Trader Joe’s warned its customers that while it intends to develop a system of random testing to verify their vendors’ assertions that their products are GE-free, “there is no system in the United States to completely guard against ‘adventitious contamination’ from the genetic drift by genetically engineered crops to non-genetically engineered crops. Therefore, it is not possible for any supplier or retailer to realistically offer any guarantee that their products are ‘GMO-free.’” (GMO stands for genetically modified organisms.)

Various European countries require the labeling of genetically engineered food, but the United States has no labeling laws. Trader Joe’s is urging its customers to pressure Congress and the Food and Drug Association to require GE products to be labeled.
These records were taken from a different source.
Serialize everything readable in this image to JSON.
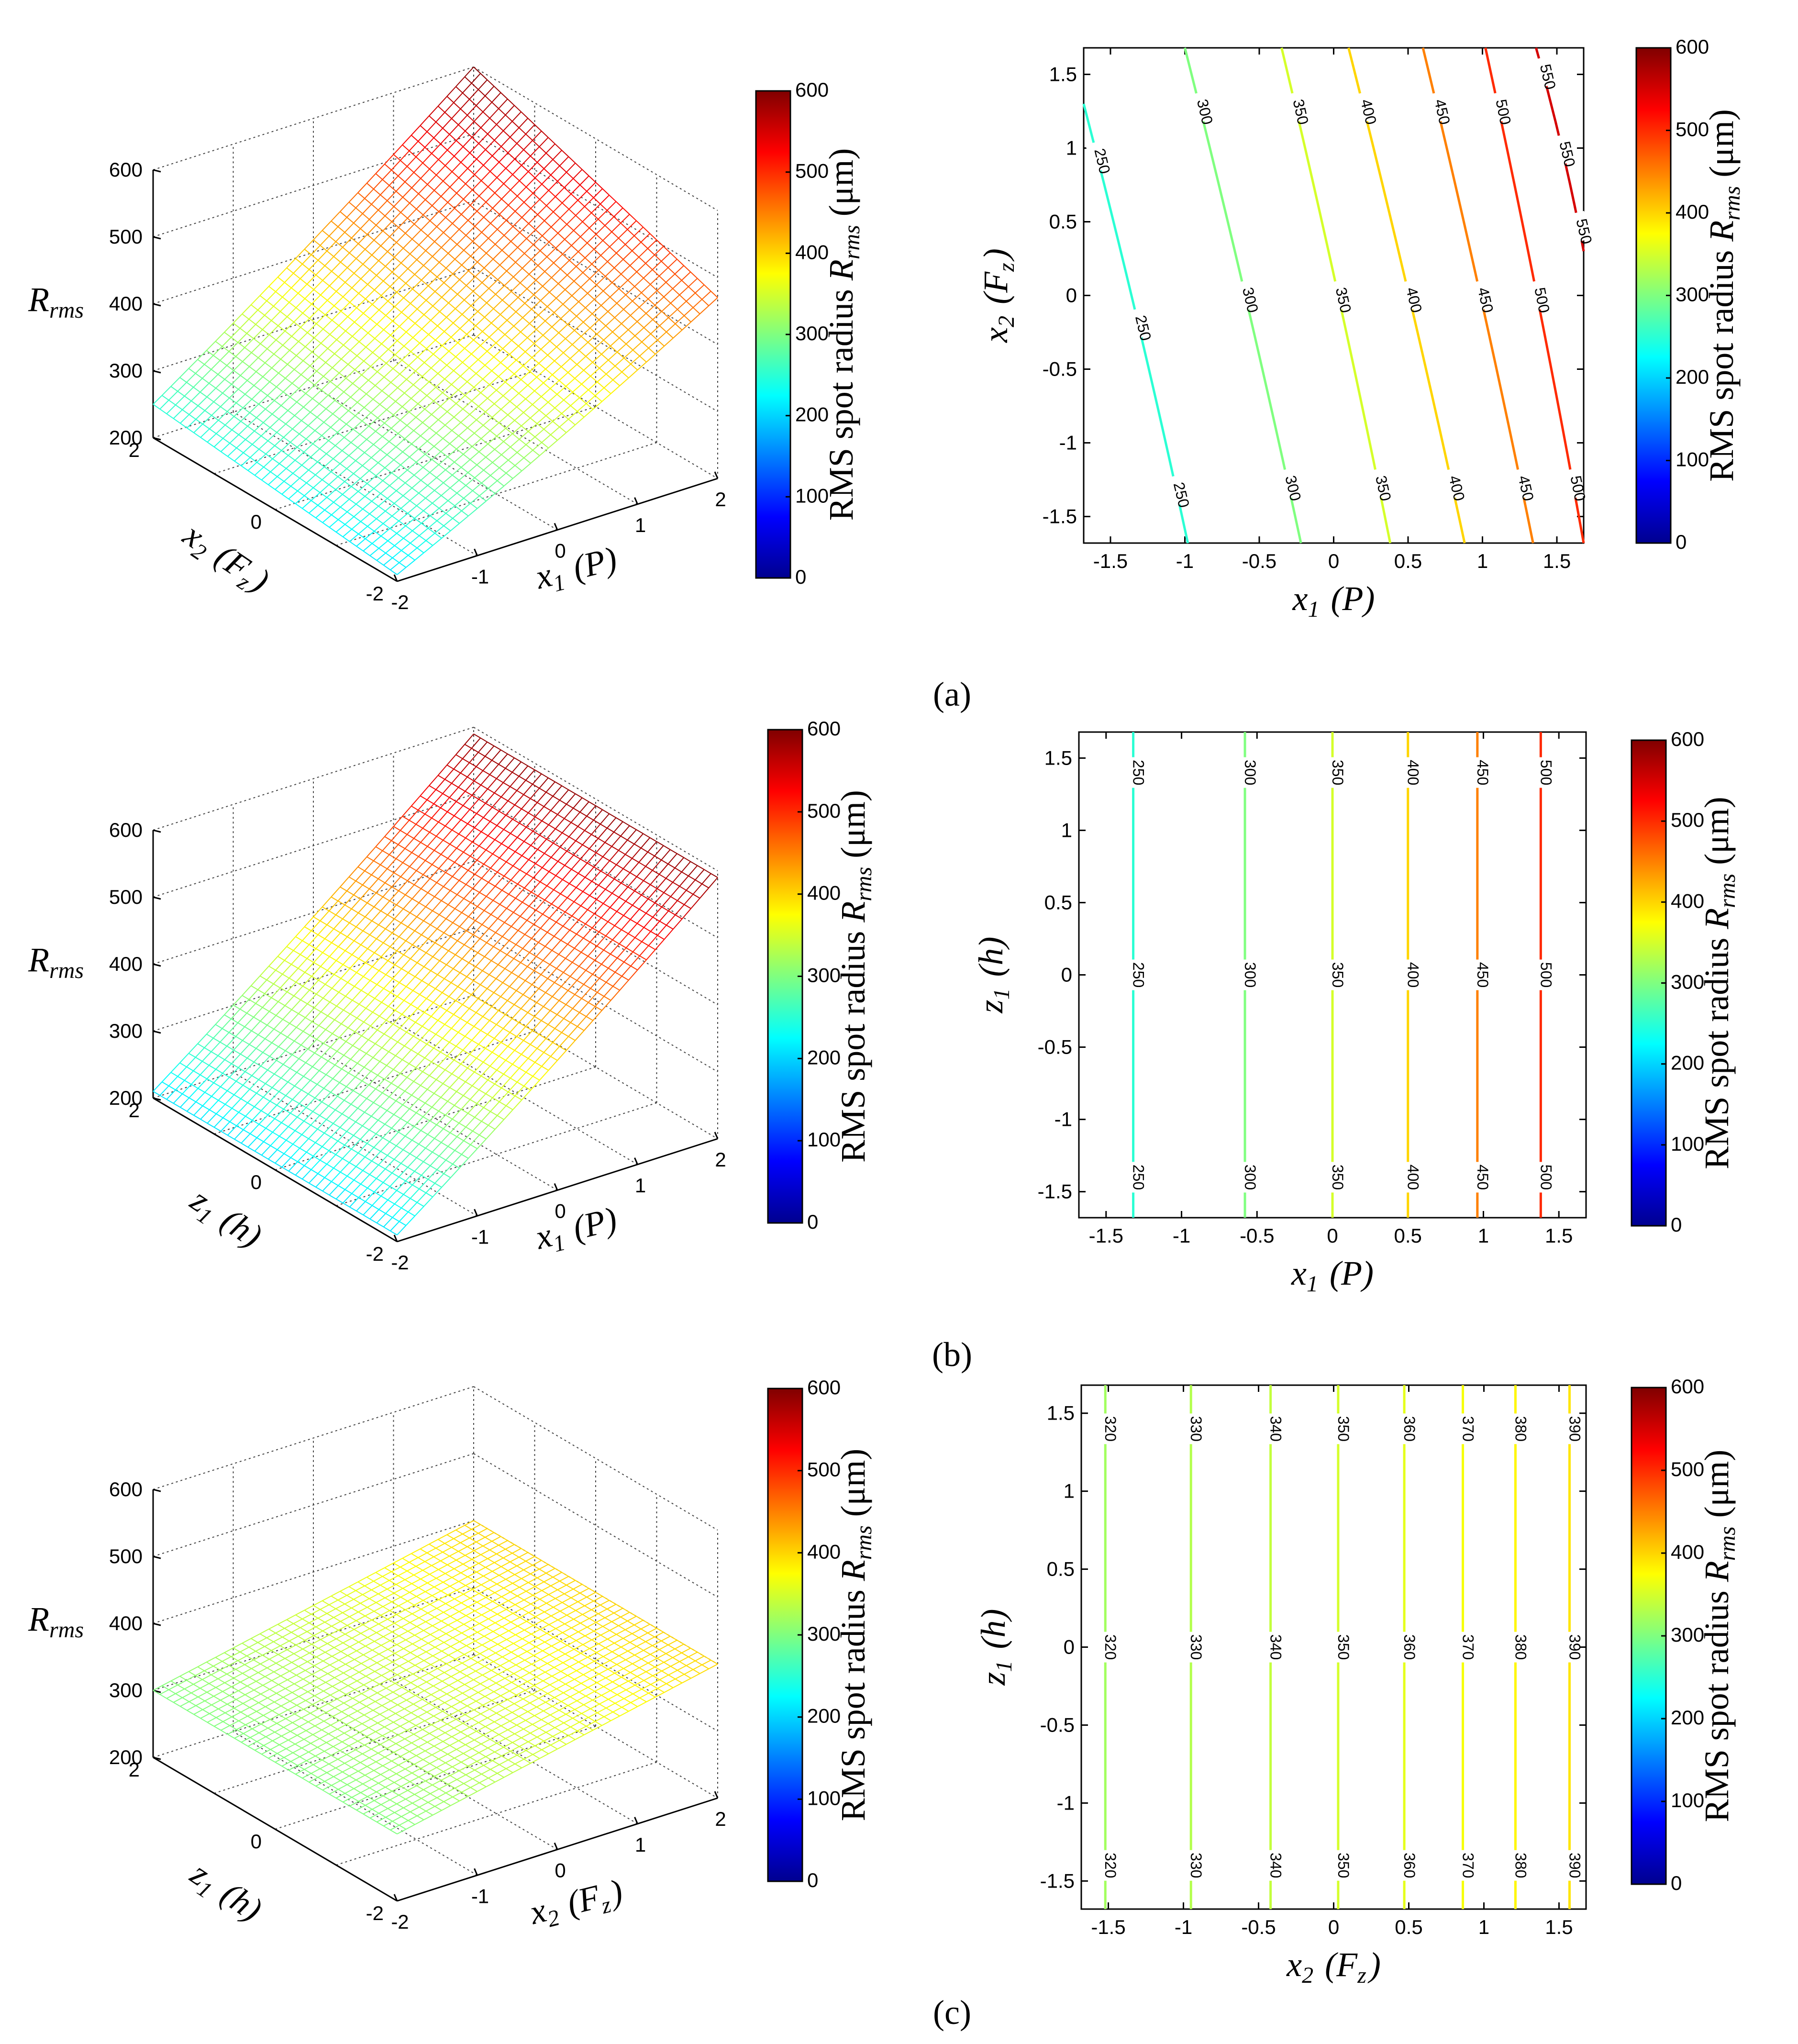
{
  "figure": {
    "panels": [
      {
        "id": "a",
        "label": "(a)",
        "surface": {
          "z_label": "R",
          "z_sub": "rms",
          "x_label": "x",
          "x_sub": "1",
          "x_par": "(P)",
          "y_label": "x",
          "y_sub": "2",
          "y_par": "(F",
          "y_par_sub": "z",
          "y_par_end": ")",
          "z_ticks": [
            "200",
            "300",
            "400",
            "500",
            "600"
          ],
          "x_ticks": [
            "-2",
            "-1",
            "0",
            "1",
            "2"
          ],
          "y_ticks": [
            "-2",
            "0",
            "2"
          ]
        },
        "colorbar": {
          "label": "RMS spot radius ",
          "label_var": "R",
          "label_sub": "rms",
          "label_unit": " (μm)",
          "ticks": [
            "0",
            "100",
            "200",
            "300",
            "400",
            "500",
            "600"
          ]
        },
        "contour": {
          "x_label": "x",
          "x_sub": "1",
          "x_par": " (P)",
          "y_label": "x",
          "y_sub": "2",
          "y_par": " (F",
          "y_par_sub": "z",
          "y_par_end": ")",
          "x_ticks": [
            "-1.5",
            "-1",
            "-0.5",
            "0",
            "0.5",
            "1",
            "1.5"
          ],
          "y_ticks": [
            "-1.5",
            "-1",
            "-0.5",
            "0",
            "0.5",
            "1",
            "1.5"
          ]
        },
        "colorbar2": {
          "label": "RMS spot radius ",
          "label_var": "R",
          "label_sub": "rms",
          "label_unit": " (μm)",
          "ticks": [
            "0",
            "100",
            "200",
            "300",
            "400",
            "500",
            "600"
          ]
        }
      },
      {
        "id": "b",
        "label": "(b)",
        "surface": {
          "z_label": "R",
          "z_sub": "rms",
          "x_label": "x",
          "x_sub": "1",
          "x_par": "(P)",
          "y_label": "z",
          "y_sub": "1",
          "y_par": "(h)",
          "y_par_sub": "",
          "y_par_end": "",
          "z_ticks": [
            "200",
            "300",
            "400",
            "500",
            "600"
          ],
          "x_ticks": [
            "-2",
            "-1",
            "0",
            "1",
            "2"
          ],
          "y_ticks": [
            "-2",
            "0",
            "2"
          ]
        },
        "colorbar": {
          "label": "RMS spot radius ",
          "label_var": "R",
          "label_sub": "rms",
          "label_unit": " (μm)",
          "ticks": [
            "0",
            "100",
            "200",
            "300",
            "400",
            "500",
            "600"
          ]
        },
        "contour": {
          "x_label": "x",
          "x_sub": "1",
          "x_par": " (P)",
          "y_label": "z",
          "y_sub": "1",
          "y_par": " (h)",
          "y_par_sub": "",
          "y_par_end": "",
          "x_ticks": [
            "-1.5",
            "-1",
            "-0.5",
            "0",
            "0.5",
            "1",
            "1.5"
          ],
          "y_ticks": [
            "-1.5",
            "-1",
            "-0.5",
            "0",
            "0.5",
            "1",
            "1.5"
          ]
        },
        "colorbar2": {
          "label": "RMS spot radius ",
          "label_var": "R",
          "label_sub": "rms",
          "label_unit": " (μm)",
          "ticks": [
            "0",
            "100",
            "200",
            "300",
            "400",
            "500",
            "600"
          ]
        }
      },
      {
        "id": "c",
        "label": "(c)",
        "surface": {
          "z_label": "R",
          "z_sub": "rms",
          "x_label": "x",
          "x_sub": "2",
          "x_par": "(F",
          "x_par_sub": "z",
          "x_par_end": ")",
          "y_label": "z",
          "y_sub": "1",
          "y_par": "(h)",
          "y_par_sub": "",
          "y_par_end": "",
          "z_ticks": [
            "200",
            "300",
            "400",
            "500",
            "600"
          ],
          "x_ticks": [
            "-2",
            "-1",
            "0",
            "1",
            "2"
          ],
          "y_ticks": [
            "-2",
            "0",
            "2"
          ]
        },
        "colorbar": {
          "label": "RMS spot radius ",
          "label_var": "R",
          "label_sub": "rms",
          "label_unit": " (μm)",
          "ticks": [
            "0",
            "100",
            "200",
            "300",
            "400",
            "500",
            "600"
          ]
        },
        "contour": {
          "x_label": "x",
          "x_sub": "2",
          "x_par": " (F",
          "x_par_sub": "z",
          "x_par_end": ")",
          "y_label": "z",
          "y_sub": "1",
          "y_par": " (h)",
          "y_par_sub": "",
          "y_par_end": "",
          "x_ticks": [
            "-1.5",
            "-1",
            "-0.5",
            "0",
            "0.5",
            "1",
            "1.5"
          ],
          "y_ticks": [
            "-1.5",
            "-1",
            "-0.5",
            "0",
            "0.5",
            "1",
            "1.5"
          ]
        },
        "colorbar2": {
          "label": "RMS spot radius ",
          "label_var": "R",
          "label_sub": "rms",
          "label_unit": " (μm)",
          "ticks": [
            "0",
            "100",
            "200",
            "300",
            "400",
            "500",
            "600"
          ]
        }
      }
    ]
  },
  "chart_data": [
    {
      "panel": "a",
      "type": "surface",
      "x_variable": "x1 (P)",
      "y_variable": "x2 (Fz)",
      "z_variable": "Rrms",
      "x_range": [
        -2,
        2
      ],
      "y_range": [
        -2,
        2
      ],
      "zlim": [
        200,
        600
      ],
      "corner_values": {
        "x1=-2,x2=-2": 210,
        "x1=2,x2=-2": 470,
        "x1=-2,x2=2": 250,
        "x1=2,x2=2": 600
      },
      "colormap": "jet",
      "clim": [
        0,
        600
      ]
    },
    {
      "panel": "a",
      "type": "contour",
      "x_variable": "x1 (P)",
      "y_variable": "x2 (Fz)",
      "xlim": [
        -1.68,
        1.68
      ],
      "ylim": [
        -1.68,
        1.68
      ],
      "levels": [
        250,
        300,
        350,
        400,
        450,
        500,
        550
      ],
      "level_lines": [
        {
          "level": 250,
          "x_at_ytop": -1.68,
          "x_at_ybottom": -0.98
        },
        {
          "level": 300,
          "x_at_ytop": -1.0,
          "x_at_ybottom": -0.22
        },
        {
          "level": 350,
          "x_at_ytop": -0.35,
          "x_at_ybottom": 0.38
        },
        {
          "level": 400,
          "x_at_ytop": 0.1,
          "x_at_ybottom": 0.88
        },
        {
          "level": 450,
          "x_at_ytop": 0.6,
          "x_at_ybottom": 1.34
        },
        {
          "level": 500,
          "x_at_ytop": 1.02,
          "x_at_ybottom": 1.68
        },
        {
          "level": 550,
          "x_at_ytop": 1.36,
          "x_at_ybottom": 1.68,
          "y_at_xright": 0.3
        }
      ],
      "colormap": "jet",
      "clim": [
        0,
        600
      ]
    },
    {
      "panel": "b",
      "type": "surface",
      "x_variable": "x1 (P)",
      "y_variable": "z1 (h)",
      "z_variable": "Rrms",
      "x_range": [
        -2,
        2
      ],
      "y_range": [
        -2,
        2
      ],
      "zlim": [
        200,
        600
      ],
      "corner_values": {
        "x1=-2,z1=-2": 210,
        "x1=2,z1=-2": 590,
        "x1=-2,z1=2": 210,
        "x1=2,z1=2": 590
      },
      "colormap": "jet",
      "clim": [
        0,
        600
      ]
    },
    {
      "panel": "b",
      "type": "contour",
      "x_variable": "x1 (P)",
      "y_variable": "z1 (h)",
      "xlim": [
        -1.68,
        1.68
      ],
      "ylim": [
        -1.68,
        1.68
      ],
      "levels": [
        250,
        300,
        350,
        400,
        450,
        500
      ],
      "level_x": [
        -1.32,
        -0.58,
        0.0,
        0.5,
        0.96,
        1.38
      ],
      "colormap": "jet",
      "clim": [
        0,
        600
      ]
    },
    {
      "panel": "c",
      "type": "surface",
      "x_variable": "x2 (Fz)",
      "y_variable": "z1 (h)",
      "z_variable": "Rrms",
      "x_range": [
        -2,
        2
      ],
      "y_range": [
        -2,
        2
      ],
      "zlim": [
        200,
        600
      ],
      "corner_values": {
        "x2=-2,z1=-2": 300,
        "x2=2,z1=-2": 400,
        "x2=-2,z1=2": 300,
        "x2=2,z1=2": 400
      },
      "colormap": "jet",
      "clim": [
        0,
        600
      ]
    },
    {
      "panel": "c",
      "type": "contour",
      "x_variable": "x2 (Fz)",
      "y_variable": "z1 (h)",
      "xlim": [
        -1.68,
        1.68
      ],
      "ylim": [
        -1.68,
        1.68
      ],
      "levels": [
        320,
        330,
        340,
        350,
        360,
        370,
        380,
        390
      ],
      "level_x": [
        -1.52,
        -0.95,
        -0.42,
        0.03,
        0.47,
        0.86,
        1.21,
        1.57
      ],
      "colormap": "jet",
      "clim": [
        0,
        600
      ]
    }
  ]
}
“While there is a great deal of passion regarding this matter among customers and the public at large, it is clear to us that if given the opportunity, the majority of our customers would prefer to have products made without genetically engineered ingredients,” the company said in its statement.

Dirty Clothes Line

The Global Textile Workers’ confederation says it plans to drive the dirtiest companies out of the textile, garment and leather industry.

The Brussels-based International Textile, Garment and Leather Workers’ Federation (ITGLWF), which has 225 affiliated organizations in 110 countries with a combined membership of 10 million workers, says it will target companies that repeatedly violate fundamental worker rights.

ITGLWF officials say they will create a “dirty companies” registry, out of frustration with governments’ failure to enforce labor laws and refusal to consider international labor standards as an element in trade regulation, particularly at the World Trade Organization.

“Production of textiles, clothing and leather goods is now carried out in 160 countries primarily for export into only about 30 national markets,” says ITGLWF General Secretary Neil Kearney.

“Workers in these industries face appalling exploitation, often being forced to work 17-hour workdays, seven days a week. When they attempt to organize to improve their working conditions they face violence from management, security guards and hired thugs. Death threats, plant closures and the prospect of being blacklisted and denied future employment are common.”

The labor confederation says that only when all else fails will it place companies on the blacklist. “The continuing refusal of governments to address the social dimension of trade and globalization leaves workers no choice but to try to construct their own mechanisms to combat corporate criminality towards those they employ,” says Kearney.